Notably, the JLA intervention was associated with an increase in positive affect (including both high- and low-arousal), and a reduction in low-arousal negative affect but not high-arousal negative affect. Compared to Western cultures, East Asians prefer a dialectical emotional style featuring low-arousal negative and positive affect to emotional extremes [39, 40]. It is possible that, due to emotional suppression to fit cultural norms [41], CABCS’ negative emotions and moods may be less reflected in high-arousal affect and more in low-arousal affect. The decreased dullness, sluggishness, and sleepiness participants reported after the JLA intervention may indicate typical improvements in low-arousal negative affect among CABCS.

Finally, the CABCS in our sample are also immigrant minority cancer survivors. This population have particular challenges in their post-treatment adjustment due to the cultural and linguistic barriers they face, which may further exacerbate cancer symptoms and contribute to poor psychological well-being [15]. The JLA, designed to overcome those barriers using the CBPR, demonstrates efficacy for this immigrant population. This intervention and the process of developing the intervention could be a model adapted for other immigrant groups that also experience cultural and linguistic barriers.

Clinical implications

These findings reiterate the urgent need for greater psychosocial interventions targeted at improving QOL and psychological well-being in CABCS. The current study has shown that integrating education, social support (peer mentoring), and culture may be an effective intervention strategy that could potentially be adapted for cancer survivors of other ethnic and cultural groups.

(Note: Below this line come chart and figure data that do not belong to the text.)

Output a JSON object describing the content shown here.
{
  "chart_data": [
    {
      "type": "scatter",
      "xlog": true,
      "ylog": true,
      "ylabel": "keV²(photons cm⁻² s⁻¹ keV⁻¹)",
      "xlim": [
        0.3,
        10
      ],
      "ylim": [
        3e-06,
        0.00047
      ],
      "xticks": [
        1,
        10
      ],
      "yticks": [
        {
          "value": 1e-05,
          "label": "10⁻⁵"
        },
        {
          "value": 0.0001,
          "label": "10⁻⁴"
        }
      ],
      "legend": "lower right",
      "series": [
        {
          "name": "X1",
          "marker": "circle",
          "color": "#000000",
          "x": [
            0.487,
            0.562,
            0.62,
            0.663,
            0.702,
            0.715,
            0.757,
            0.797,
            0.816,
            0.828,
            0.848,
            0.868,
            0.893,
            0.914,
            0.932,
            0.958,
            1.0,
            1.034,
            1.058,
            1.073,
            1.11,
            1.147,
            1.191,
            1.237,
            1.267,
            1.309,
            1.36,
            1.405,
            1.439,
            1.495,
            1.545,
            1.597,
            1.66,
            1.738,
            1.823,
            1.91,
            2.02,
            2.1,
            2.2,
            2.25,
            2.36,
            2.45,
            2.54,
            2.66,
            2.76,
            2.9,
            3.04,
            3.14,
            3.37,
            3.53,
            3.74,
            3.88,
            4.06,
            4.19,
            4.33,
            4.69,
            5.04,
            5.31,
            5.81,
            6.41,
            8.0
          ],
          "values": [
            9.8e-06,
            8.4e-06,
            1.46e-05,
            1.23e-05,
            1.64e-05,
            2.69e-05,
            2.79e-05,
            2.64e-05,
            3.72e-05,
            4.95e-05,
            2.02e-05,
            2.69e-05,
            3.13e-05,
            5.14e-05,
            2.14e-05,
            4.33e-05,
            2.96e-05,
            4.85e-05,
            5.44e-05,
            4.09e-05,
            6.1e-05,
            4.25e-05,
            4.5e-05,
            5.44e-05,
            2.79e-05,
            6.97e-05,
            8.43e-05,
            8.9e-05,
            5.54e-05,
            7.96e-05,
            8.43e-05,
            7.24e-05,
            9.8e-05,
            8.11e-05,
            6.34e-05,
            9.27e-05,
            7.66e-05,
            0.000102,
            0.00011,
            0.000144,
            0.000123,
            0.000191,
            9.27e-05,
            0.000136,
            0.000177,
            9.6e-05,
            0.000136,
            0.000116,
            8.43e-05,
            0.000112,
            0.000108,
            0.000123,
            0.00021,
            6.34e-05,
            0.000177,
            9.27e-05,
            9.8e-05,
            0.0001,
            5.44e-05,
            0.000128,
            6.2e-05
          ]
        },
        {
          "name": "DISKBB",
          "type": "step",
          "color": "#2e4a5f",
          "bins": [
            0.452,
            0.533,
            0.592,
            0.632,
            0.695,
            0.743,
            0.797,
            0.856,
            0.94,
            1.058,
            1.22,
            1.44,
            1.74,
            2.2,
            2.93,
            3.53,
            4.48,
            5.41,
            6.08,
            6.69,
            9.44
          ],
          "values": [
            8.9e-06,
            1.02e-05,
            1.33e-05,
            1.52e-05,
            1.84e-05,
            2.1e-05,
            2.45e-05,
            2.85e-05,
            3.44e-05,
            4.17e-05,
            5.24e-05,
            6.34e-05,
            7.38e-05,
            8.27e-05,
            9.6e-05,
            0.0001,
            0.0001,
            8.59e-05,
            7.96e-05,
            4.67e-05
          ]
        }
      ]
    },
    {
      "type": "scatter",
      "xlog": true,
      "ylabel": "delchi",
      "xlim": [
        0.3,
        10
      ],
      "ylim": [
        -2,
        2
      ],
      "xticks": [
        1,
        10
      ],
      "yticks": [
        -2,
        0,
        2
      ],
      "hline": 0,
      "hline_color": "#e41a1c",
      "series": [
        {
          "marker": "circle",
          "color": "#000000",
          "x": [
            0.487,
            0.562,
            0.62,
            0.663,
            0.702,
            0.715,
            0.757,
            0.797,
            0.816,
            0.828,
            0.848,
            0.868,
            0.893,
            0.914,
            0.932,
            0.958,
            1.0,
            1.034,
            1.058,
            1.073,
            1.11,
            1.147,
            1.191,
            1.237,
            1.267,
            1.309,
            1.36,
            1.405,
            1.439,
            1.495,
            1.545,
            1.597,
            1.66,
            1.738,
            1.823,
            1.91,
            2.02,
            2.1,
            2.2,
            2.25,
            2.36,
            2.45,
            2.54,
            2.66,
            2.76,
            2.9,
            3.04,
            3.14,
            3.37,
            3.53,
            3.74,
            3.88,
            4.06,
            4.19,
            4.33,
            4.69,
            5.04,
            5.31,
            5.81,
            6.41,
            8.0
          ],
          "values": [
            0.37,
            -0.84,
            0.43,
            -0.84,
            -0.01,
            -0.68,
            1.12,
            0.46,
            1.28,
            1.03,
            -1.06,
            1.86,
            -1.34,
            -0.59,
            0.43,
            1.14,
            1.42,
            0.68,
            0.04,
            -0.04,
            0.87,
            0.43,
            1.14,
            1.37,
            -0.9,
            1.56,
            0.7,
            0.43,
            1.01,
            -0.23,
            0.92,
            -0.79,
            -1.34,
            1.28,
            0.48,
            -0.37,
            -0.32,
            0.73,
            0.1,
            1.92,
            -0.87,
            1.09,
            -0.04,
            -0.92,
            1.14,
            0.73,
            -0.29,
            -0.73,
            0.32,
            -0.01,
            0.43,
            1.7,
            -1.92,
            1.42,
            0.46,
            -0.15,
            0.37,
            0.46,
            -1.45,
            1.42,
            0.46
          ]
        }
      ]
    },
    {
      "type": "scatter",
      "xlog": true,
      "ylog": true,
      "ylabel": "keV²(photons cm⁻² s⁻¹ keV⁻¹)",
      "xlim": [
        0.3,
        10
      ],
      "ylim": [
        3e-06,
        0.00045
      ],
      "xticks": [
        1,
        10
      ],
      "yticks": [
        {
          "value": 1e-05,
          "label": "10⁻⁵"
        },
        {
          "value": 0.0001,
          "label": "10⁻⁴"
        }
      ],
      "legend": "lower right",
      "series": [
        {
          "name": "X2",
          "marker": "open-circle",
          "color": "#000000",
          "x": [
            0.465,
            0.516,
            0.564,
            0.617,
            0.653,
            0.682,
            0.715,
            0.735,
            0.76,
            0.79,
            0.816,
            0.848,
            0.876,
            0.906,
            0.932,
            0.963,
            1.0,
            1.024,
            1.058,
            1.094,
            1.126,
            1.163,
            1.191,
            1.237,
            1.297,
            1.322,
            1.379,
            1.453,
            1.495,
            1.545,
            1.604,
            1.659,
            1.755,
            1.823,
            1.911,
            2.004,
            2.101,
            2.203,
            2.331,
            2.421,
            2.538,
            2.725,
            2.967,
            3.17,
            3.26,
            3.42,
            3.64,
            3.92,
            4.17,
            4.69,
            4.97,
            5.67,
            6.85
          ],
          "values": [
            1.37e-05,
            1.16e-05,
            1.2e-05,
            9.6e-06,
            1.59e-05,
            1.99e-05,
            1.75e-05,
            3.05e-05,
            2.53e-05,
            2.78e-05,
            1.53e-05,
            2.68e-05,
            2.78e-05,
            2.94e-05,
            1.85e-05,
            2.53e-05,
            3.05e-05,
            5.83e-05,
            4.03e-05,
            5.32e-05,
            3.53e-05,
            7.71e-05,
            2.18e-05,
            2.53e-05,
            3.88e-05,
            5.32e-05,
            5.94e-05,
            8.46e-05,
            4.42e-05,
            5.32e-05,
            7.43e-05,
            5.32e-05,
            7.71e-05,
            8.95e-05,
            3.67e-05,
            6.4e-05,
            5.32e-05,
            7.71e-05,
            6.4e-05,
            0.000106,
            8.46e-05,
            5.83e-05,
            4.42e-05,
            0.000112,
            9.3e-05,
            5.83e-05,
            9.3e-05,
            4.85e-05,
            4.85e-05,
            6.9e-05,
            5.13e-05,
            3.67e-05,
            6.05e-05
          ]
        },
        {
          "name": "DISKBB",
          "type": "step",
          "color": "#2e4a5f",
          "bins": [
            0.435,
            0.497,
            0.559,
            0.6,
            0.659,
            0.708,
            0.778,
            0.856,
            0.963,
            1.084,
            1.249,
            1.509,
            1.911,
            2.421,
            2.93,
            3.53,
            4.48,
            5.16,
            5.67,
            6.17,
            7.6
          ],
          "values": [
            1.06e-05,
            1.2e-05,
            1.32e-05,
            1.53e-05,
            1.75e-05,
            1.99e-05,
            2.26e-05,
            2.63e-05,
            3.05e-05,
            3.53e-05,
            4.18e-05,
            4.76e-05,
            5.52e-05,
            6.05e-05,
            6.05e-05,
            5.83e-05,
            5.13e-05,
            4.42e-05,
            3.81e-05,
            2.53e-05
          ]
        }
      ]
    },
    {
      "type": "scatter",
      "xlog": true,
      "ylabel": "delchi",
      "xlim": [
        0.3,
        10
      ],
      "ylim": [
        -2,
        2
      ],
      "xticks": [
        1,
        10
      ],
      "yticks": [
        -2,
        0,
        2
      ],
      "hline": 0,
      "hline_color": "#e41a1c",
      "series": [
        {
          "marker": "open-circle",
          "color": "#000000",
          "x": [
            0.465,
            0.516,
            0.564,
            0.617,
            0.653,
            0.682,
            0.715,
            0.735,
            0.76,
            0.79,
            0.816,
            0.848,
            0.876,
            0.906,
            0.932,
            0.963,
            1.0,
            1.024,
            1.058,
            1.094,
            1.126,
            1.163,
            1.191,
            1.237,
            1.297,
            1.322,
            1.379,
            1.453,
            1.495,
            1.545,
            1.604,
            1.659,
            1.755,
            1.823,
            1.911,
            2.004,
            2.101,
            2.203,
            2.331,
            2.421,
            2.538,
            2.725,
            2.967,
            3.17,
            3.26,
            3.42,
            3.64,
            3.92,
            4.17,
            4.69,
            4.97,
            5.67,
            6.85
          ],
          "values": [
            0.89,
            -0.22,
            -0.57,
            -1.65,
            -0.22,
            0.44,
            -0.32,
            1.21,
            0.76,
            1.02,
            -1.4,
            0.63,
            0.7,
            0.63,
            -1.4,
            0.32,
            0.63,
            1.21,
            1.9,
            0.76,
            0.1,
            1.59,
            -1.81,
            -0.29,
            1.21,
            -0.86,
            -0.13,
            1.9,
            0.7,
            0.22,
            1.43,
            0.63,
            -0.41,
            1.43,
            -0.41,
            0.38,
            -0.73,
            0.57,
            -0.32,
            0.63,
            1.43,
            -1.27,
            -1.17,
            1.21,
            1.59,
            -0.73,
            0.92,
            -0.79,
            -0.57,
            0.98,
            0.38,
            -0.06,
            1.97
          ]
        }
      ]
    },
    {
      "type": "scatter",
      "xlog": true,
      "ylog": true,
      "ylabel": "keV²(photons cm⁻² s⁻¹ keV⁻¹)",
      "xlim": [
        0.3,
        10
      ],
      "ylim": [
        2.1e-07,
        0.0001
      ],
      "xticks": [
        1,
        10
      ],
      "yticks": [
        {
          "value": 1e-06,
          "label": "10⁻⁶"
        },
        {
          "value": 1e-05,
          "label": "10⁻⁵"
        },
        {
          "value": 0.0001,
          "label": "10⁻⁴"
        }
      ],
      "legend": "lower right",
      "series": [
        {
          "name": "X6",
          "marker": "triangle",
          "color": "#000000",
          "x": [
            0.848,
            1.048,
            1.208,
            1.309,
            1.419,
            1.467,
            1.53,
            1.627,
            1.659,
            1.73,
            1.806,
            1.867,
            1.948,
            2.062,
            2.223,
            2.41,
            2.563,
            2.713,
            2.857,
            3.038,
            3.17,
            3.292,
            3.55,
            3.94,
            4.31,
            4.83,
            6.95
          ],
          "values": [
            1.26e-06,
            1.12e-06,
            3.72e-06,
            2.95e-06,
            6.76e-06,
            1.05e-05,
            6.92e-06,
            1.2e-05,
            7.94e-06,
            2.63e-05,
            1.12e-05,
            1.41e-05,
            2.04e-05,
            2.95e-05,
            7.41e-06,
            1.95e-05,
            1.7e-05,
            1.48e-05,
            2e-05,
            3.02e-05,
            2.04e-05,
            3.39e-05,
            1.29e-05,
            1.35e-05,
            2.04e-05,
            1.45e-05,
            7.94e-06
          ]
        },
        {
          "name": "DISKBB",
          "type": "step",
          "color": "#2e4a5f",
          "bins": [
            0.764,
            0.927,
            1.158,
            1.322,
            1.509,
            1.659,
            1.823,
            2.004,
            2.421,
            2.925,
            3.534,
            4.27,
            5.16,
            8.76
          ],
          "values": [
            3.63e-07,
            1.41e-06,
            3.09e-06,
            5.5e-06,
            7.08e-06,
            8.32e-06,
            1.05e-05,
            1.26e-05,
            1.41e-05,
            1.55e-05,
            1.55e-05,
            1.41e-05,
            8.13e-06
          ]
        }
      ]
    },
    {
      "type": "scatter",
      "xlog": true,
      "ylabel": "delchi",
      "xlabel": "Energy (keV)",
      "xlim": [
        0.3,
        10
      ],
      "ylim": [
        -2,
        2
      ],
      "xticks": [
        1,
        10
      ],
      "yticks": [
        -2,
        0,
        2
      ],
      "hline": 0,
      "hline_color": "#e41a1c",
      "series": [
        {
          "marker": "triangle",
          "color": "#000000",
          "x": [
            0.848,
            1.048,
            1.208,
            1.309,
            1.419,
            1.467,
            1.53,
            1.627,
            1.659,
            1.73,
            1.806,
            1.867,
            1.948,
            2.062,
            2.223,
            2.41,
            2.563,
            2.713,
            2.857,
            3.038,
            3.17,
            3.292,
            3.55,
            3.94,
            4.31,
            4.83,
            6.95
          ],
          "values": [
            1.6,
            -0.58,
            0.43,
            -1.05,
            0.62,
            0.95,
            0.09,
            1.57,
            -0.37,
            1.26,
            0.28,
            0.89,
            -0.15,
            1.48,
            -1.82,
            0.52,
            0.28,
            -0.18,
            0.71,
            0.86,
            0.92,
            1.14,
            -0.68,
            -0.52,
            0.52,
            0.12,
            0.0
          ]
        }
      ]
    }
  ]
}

Limitations and future directions

Our study was limited by having only two time points and no control group. Therefore, we cannot draw conclusions regarding any causal or long-term effects of the JLA on participants’ health. Future research should include multiple time points to assess participants’ QOL and psychological well-being over an extended time and should include a control group. Second, we did not examine the specific underlying mechanisms of the JLA intervention. Future work should examine the intervention components (e.g., education and peer mentoring) to better understand how they improve BCS’ well-being. Third, further work is needed to probe for important variables such as acculturation or social support that may potentially affect participant outcomes. Fourth, our sample was largely composed of participants with stage I–III breast cancer and thus, it was unclear whether the results were applicable to metastatic cancer patients. The JLA program was created to help women adjust during the transition from completing treatment to life after treatment. Because stage IV BCS have different needs compared with survivors in the earlier stages, and the interaction among peers may differ between those with early stage and later stage cancer diagnosis, future studies should be conducted to pilot test interventions that are specifically designed for stage IV BCS. Finally, the JLA intervention was designed to address the psychosocial needs of CABCS. Future studies should assess whether the components of the intervention are beneficial for cancer survivors from other cultural and ethnic backgrounds.

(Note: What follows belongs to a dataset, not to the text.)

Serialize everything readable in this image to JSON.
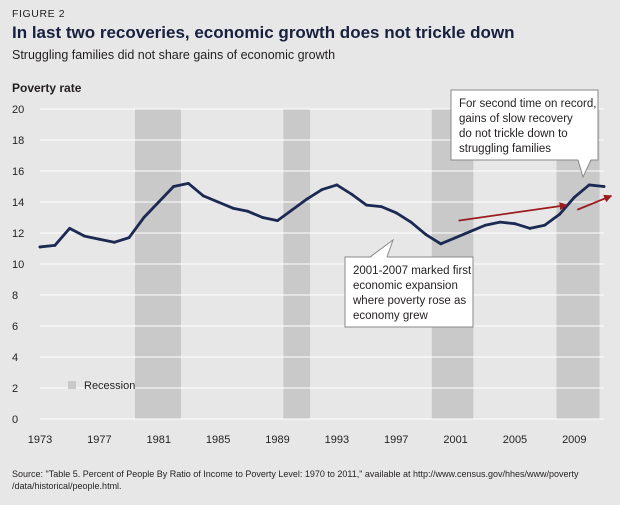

Despite these limitations, this intervention was associated with improvement in QOL and psychological well-being in the largely underserved and understudied group of immigrant CABCS, whose prognoses are usually worse than those of their US-born counterparts. Our study suggests that a culturally tailored social support program may be especially beneficial for cancer survivors, especially those from vulnerable groups, such as CABCS, who may face multiple barriers in receiving support.